Elisabeth me rodeó con los brazos y me acarició el cabello mientras descansaba mi mejilla sobre su hombro.
—¿Qué clase de bastardo es capaz de asesinar a su propio hijo? —bramó—. No llores, querida. Me aseguraré de que encuentre su por largo tiempo merecido final. Serás doblemente vengada, pues si muere Van Helsing, entonces lo mismo ocurrirá con Vlad, o descenderá en brazos del Señor Oscuro, ¿no es así?
—Sí —murmuré en su suave hombro revestido de seda.
—Entonces eso es lo que haremos, querida Zsuzsa. Solo necesitamos matar a Van Helsing para destruir a Vlad.
‡ ‡ ‡
Tranquilizada pero triste, subí junto a ella las escaleras. Sentí cierta hambre lacerante y me habría gustado visitar a nuestro caballero, pero Elisabeth se puso muy seria. Había estado abusando últimamente del pobre Harker, y si no le permitíamos otro día de descanso, Vlad ciertamente se daría cuenta y actuaría contra nosotras. (¡De nuevo él! A veces me enfado con Elisabeth. Posee unos poderes tan asombrosos, y sin embargo anda de puntillas alrededor de Vlad como si en secreto tuviese miedo. Oh, sí, dice que lo hace por las ganas que tiene de que llegue la persecución, que sin tales juegos se aburriría de la existencia… ¡pero yo me vuelvo loca de aburrimiento cada hora que paso aquí!).

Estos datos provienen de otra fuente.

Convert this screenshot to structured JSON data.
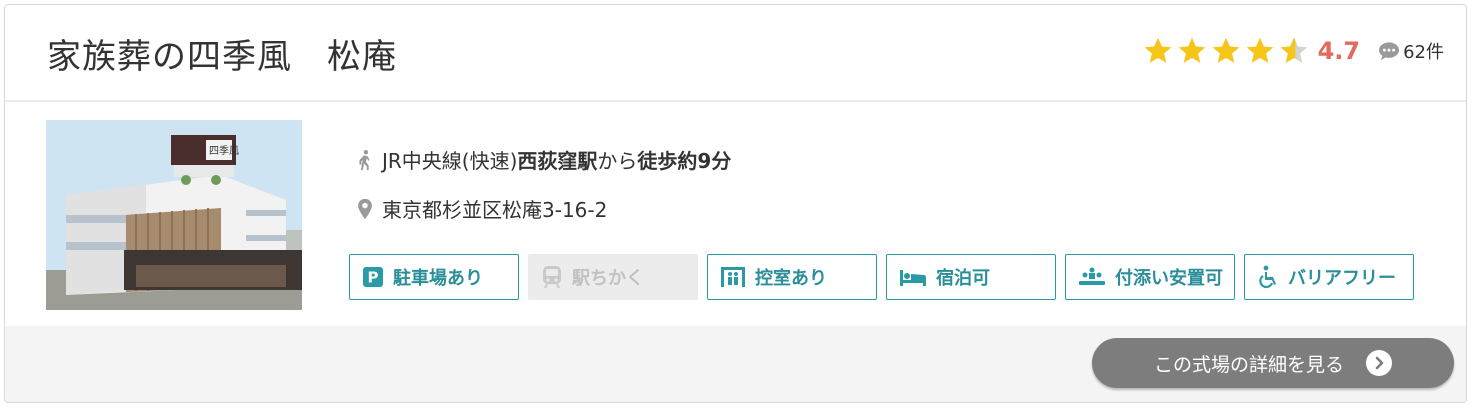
{
  "listing": {
    "title": "家族葬の四季風　松庵",
    "rating": {
      "stars": 4.7,
      "score": "4.7",
      "review_count": "62件"
    },
    "access": {
      "line": "JR中央線(快速) ",
      "station": "西荻窪駅",
      "from": "から",
      "walk": "徒歩約9分"
    },
    "address": "東京都杉並区松庵3-16-2",
    "photo_sign": "四季風",
    "features": [
      {
        "label": "駐車場あり",
        "icon": "parking-icon",
        "available": true
      },
      {
        "label": "駅ちかく",
        "icon": "train-icon",
        "available": false
      },
      {
        "label": "控室あり",
        "icon": "waiting-room-icon",
        "available": true
      },
      {
        "label": "宿泊可",
        "icon": "bed-icon",
        "available": true
      },
      {
        "label": "付添い安置可",
        "icon": "attendance-icon",
        "available": true
      },
      {
        "label": "バリアフリー",
        "icon": "wheelchair-icon",
        "available": true
      }
    ],
    "detail_button": "この式場の詳細を見る"
  },
  "colors": {
    "accent": "#2a9aa5",
    "star": "#f5c518",
    "score": "#e26a5e",
    "button": "#7d7d7d"
  }
}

Cedí a su petición de mala gana y juntas volvimos a nuestros aposentos. Aunque intentó valientemente alegrarme con otra de las usuales sesiones de vestidos y peinados, seguía inquieta. Por fin me ofreció una pequeña caja de terciopelo, un regalo que había pretendido guardar para nuestra primera noche en Londres.
Lo abrí con las máximas muestras de alegría que pude, y me conmovió sinceramente encontrar en su interior un par de pendientes (unos grandes diamantes redondos de los que colgaban dos lágrimas de zafiro aún más grandes) junto con un collar de oro con un colgante del mismo diseño, un diamante engarzado en zafiros.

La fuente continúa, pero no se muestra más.